Prime Minister Justin Trudeau reaffirmed his support for the Trans Mountain expansion project Friday vowing to fight on after the Federal Court of Appeal handed his government a ruling that threatens to derail the pipeline entirely.
Trudeau said the government is committed to building the pipeline the “right way” to satisfy the court’s demands.
Citing inadequate consultations with Indigenous peoples, Justice Eleanor Dawson nullified licensing for the $7.4-billion expansion Thursday, halting construction only days after shovels hit the ground on the 1,150-km project.
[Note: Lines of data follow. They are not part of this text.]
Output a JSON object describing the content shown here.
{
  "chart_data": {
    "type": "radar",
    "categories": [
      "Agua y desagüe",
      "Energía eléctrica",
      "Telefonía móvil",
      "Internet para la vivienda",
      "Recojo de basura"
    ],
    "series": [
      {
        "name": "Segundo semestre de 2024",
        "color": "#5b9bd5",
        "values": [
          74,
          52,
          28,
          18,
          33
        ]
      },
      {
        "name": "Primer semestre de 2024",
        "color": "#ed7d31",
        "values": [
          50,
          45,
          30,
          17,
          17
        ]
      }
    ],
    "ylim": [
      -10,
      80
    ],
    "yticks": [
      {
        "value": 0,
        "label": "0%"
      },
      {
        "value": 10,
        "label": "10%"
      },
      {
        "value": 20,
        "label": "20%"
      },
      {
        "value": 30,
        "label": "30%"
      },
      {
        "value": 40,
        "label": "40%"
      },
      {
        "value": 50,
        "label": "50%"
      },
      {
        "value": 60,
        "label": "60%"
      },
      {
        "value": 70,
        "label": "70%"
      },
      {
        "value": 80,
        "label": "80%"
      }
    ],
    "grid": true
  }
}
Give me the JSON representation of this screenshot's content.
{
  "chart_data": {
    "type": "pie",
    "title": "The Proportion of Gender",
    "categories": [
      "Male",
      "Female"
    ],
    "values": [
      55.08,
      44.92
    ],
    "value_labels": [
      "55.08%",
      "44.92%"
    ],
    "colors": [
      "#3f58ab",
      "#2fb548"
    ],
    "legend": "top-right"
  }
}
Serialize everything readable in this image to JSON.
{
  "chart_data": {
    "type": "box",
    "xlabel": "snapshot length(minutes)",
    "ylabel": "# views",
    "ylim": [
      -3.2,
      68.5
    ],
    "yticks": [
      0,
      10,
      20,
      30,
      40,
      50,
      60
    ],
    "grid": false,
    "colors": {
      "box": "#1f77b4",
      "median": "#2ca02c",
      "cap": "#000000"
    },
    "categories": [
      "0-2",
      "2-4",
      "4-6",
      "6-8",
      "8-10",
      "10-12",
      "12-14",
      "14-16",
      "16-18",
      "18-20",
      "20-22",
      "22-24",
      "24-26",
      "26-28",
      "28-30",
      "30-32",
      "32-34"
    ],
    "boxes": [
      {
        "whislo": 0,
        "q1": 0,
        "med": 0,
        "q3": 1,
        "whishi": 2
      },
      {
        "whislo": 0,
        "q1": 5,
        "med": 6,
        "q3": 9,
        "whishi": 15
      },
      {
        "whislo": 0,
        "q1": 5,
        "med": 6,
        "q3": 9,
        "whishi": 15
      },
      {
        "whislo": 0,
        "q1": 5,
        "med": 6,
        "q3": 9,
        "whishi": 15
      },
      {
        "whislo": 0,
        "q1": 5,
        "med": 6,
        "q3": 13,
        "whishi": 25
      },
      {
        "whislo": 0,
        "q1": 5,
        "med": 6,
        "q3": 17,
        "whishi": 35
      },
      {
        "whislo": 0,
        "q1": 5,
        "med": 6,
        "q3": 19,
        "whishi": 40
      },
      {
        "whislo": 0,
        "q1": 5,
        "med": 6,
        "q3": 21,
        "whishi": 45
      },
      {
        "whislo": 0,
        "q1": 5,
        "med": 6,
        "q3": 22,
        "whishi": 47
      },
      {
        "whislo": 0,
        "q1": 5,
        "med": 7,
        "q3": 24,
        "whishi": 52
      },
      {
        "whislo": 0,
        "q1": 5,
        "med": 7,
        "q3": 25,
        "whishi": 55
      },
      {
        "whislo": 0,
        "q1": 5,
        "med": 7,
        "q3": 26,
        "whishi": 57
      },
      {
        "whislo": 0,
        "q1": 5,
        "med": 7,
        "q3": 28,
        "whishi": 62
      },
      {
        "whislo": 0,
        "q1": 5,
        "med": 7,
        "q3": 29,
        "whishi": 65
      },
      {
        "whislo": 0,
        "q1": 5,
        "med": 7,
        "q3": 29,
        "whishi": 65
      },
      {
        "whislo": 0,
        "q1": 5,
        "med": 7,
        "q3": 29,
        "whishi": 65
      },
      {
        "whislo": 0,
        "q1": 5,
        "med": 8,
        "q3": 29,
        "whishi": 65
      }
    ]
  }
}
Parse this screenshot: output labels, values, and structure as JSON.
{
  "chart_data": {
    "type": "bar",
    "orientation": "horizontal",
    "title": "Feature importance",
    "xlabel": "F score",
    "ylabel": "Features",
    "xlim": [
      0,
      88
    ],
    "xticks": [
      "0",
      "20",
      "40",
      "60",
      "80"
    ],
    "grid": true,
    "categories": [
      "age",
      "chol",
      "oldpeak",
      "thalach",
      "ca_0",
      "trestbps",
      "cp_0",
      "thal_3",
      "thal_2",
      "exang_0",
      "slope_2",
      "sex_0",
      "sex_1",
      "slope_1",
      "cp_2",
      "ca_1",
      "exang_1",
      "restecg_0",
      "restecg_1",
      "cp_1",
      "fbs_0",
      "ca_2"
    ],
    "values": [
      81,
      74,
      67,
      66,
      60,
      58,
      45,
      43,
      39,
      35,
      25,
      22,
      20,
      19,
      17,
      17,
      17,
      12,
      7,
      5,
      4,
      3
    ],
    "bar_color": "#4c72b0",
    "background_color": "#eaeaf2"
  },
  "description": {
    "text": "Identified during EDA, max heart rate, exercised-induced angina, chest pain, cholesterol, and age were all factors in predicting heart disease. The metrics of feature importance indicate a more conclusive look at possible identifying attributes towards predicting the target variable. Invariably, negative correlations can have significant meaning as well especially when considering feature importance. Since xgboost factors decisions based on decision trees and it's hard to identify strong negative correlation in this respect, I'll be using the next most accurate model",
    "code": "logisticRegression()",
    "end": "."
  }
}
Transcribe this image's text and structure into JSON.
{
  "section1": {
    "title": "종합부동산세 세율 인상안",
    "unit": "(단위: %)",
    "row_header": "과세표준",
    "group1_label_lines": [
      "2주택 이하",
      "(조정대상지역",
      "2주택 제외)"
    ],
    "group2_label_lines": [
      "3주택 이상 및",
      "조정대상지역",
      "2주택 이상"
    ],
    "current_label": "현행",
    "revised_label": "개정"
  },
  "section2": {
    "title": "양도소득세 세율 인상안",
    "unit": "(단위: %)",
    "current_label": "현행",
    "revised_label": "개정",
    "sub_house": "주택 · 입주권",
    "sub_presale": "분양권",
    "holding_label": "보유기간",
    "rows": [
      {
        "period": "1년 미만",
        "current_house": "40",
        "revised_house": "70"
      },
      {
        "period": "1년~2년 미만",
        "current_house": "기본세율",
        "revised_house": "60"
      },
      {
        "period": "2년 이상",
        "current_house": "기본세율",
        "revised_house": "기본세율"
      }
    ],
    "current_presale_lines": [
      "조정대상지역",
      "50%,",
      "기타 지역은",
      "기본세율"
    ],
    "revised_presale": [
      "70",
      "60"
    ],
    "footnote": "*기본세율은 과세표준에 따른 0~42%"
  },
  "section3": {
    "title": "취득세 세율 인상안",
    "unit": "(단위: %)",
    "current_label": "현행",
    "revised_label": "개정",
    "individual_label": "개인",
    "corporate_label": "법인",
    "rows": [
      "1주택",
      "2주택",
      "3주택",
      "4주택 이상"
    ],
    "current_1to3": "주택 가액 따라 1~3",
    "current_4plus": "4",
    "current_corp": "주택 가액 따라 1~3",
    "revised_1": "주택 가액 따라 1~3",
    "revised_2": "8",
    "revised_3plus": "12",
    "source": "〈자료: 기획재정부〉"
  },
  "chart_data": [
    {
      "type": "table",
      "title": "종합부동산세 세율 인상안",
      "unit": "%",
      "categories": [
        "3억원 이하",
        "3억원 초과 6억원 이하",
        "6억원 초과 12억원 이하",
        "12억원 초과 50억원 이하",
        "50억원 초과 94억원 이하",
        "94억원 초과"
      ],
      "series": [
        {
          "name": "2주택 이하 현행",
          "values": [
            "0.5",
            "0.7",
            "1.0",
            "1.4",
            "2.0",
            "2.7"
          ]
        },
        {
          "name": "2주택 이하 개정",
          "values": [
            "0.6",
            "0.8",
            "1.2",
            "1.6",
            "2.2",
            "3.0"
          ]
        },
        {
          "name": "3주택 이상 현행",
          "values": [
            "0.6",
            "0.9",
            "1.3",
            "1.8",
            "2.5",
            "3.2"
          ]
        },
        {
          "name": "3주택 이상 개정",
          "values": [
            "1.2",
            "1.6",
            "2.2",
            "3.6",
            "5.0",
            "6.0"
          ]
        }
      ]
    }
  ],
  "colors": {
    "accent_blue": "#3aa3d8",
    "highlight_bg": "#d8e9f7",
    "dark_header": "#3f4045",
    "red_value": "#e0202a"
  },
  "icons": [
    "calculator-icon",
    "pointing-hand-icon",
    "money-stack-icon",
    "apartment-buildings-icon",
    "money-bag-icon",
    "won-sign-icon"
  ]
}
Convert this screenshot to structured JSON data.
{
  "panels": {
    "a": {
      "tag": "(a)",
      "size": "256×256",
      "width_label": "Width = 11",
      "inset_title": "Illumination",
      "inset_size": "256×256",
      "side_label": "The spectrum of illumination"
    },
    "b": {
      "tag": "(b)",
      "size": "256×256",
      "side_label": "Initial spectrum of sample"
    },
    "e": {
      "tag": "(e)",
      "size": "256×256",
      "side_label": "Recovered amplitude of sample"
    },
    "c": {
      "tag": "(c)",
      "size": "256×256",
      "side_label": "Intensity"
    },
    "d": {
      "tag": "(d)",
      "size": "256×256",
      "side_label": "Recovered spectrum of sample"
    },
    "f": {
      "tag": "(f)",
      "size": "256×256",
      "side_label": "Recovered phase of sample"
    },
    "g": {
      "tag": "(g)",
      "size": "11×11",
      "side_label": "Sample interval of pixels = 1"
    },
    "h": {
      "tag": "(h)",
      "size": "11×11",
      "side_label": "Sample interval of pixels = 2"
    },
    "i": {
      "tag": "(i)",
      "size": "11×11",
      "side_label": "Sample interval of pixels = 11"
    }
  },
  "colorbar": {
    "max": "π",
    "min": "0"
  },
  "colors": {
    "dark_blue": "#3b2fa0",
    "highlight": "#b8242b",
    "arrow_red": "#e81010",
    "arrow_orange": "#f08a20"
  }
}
“We believe the Trans Mountain pipeline expansion is in the best interest of all Canadian. We are committed to upholding the national interests,” Trudeau said.
“We are taking the time now to understand the court ruling which addresses two things that are very important to this government. Getting the science and the environmental protections right and making sure we’re walking forward on a true path of reconciliation and partnership with Indigenous peoples. Yes, these are challenges but they have always been challenges,” he said.
Amid regulatory uncertainty, Kinder Morgan agreed to sell the existing pipeline and the expansion project to the federal government for $4.5 billion this spring.
Only minutes after the court issued its decision Thursday, the company’s shareholders in Calgary overwhelmingly approved the sale. The vote had been previously scheduled.
That purchase was finalized Friday with a price point of $4.5 billion.
Now, the Liberal government is the owner of a proposed pipeline project that could be subject to years of further review.